0.98*0.18*21-84 = 21-12*4.186*Ms
11.1132 = 37.674Ms
Ms = 0.29 Kg
my answer wasn't right. what am i doing wrong?
To solve this problem, we need to use the principle of conservation of energy, which states that energy cannot be created or destroyed, only transferred from one form to another. In this case, the heat energy transferred from the aluminum spoon to the water and the cup is equal to the heat energy gained by the water and the cup.
The heat energy gained or lost by an object can be calculated using the formula:
Q = mcΔT
Where:
Q is the heat energy gained or lost by the object
m is the mass of the object
c is the specific heat capacity of the object's material
ΔT is the change in temperature (final temperature - initial temperature)

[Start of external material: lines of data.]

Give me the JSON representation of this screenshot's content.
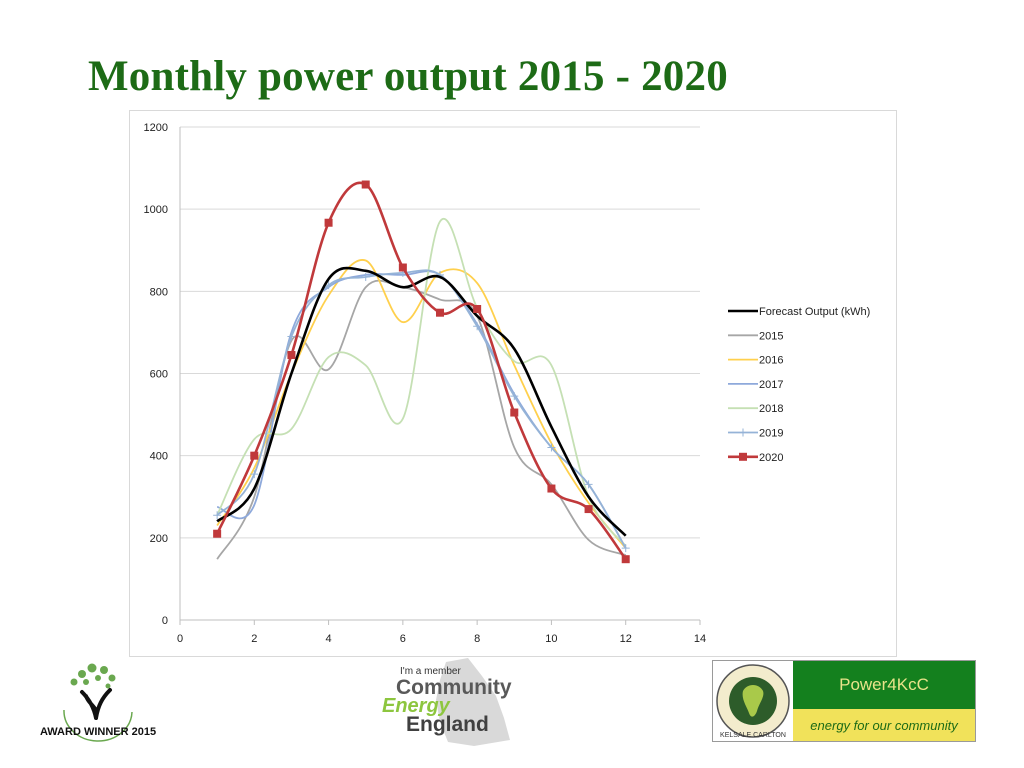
{
  "page": {
    "title": "Monthly power output 2015 - 2020"
  },
  "logos": {
    "award": {
      "icon": "award-winner-2015-logo",
      "text": "AWARD WINNER 2015"
    },
    "community_energy": {
      "icon": "community-energy-england-logo",
      "line1": "I'm a member",
      "line2": "Community",
      "line3": "Energy",
      "line4": "England"
    },
    "power4kcc": {
      "icon": "kelsale-carlton-seal-logo",
      "seal_text": "KELSALE CARLTON",
      "name": "Power4KcC",
      "tagline": "energy for our community"
    }
  },
  "chart_data": {
    "type": "scatter",
    "title": "",
    "xlabel": "",
    "ylabel": "",
    "xlim": [
      0,
      14
    ],
    "ylim": [
      0,
      1200
    ],
    "x_ticks": [
      0,
      2,
      4,
      6,
      8,
      10,
      12,
      14
    ],
    "y_ticks": [
      0,
      200,
      400,
      600,
      800,
      1000,
      1200
    ],
    "grid": "horizontal",
    "legend_position": "right",
    "x": [
      1,
      2,
      3,
      4,
      5,
      6,
      7,
      8,
      9,
      10,
      11,
      12
    ],
    "series": [
      {
        "name": "Forecast Output (kWh)",
        "color": "#000000",
        "marker": "none",
        "values": [
          240,
          320,
          600,
          830,
          850,
          810,
          835,
          740,
          660,
          470,
          300,
          205
        ]
      },
      {
        "name": "2015",
        "color": "#a6a6a6",
        "marker": "none",
        "values": [
          148,
          300,
          680,
          610,
          810,
          810,
          780,
          740,
          420,
          330,
          195,
          158
        ]
      },
      {
        "name": "2016",
        "color": "#ffd04d",
        "marker": "none",
        "values": [
          230,
          370,
          600,
          790,
          875,
          725,
          845,
          820,
          620,
          430,
          285,
          175
        ]
      },
      {
        "name": "2017",
        "color": "#8ea9db",
        "marker": "none",
        "values": [
          275,
          280,
          700,
          810,
          840,
          840,
          840,
          720,
          550,
          420,
          330,
          175
        ]
      },
      {
        "name": "2018",
        "color": "#c5e0b4",
        "marker": "none",
        "values": [
          255,
          440,
          465,
          640,
          620,
          490,
          970,
          760,
          630,
          620,
          300,
          180
        ]
      },
      {
        "name": "2019",
        "color": "#95b3d7",
        "marker": "plus",
        "values": [
          255,
          355,
          690,
          815,
          835,
          845,
          840,
          715,
          545,
          420,
          330,
          175
        ]
      },
      {
        "name": "2020",
        "color": "#c0393b",
        "marker": "square",
        "values": [
          210,
          400,
          645,
          967,
          1060,
          858,
          748,
          757,
          505,
          320,
          270,
          148
        ]
      }
    ]
  }
}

We can calculate the heat energy gained by the water and the cup using the given information:
Qwater = (0.180 kg)(4186 J/kg°C)(21°C - 12°C)
Qwater = 8466 J
Next, we need to determine the heat energy lost by the aluminum spoon. Since the water and the spoon reach the same final temperature of 21°C, we can set up the following equation:
Qspoon = -(Qwater + Qcup)
Since no heat is lost to the cup itself or the environment, the heat energy lost by the spoon is equal to the sum of the heat energy gained by the water and the cup, but with the opposite sign.
Thus,
Qspoon = -8466 J
Now, we can use the equation for heat energy to calculate the mass of the aluminum spoon:
Qspoon = mcΔTspoon
-8466 J = m(897 J/kg°C)(21°C - 84°C)
Simplifying the equation:
-8466 J = m(-897 J/kg°C)(-63°C)
Dividing both sides by -897 J/kg°C:
m = -8466 J / (-897 J/kg°C)(-63°C)
m ≈ 0.135 kg
Therefore, the mass of the aluminum spoon is approximately 0.135 kg.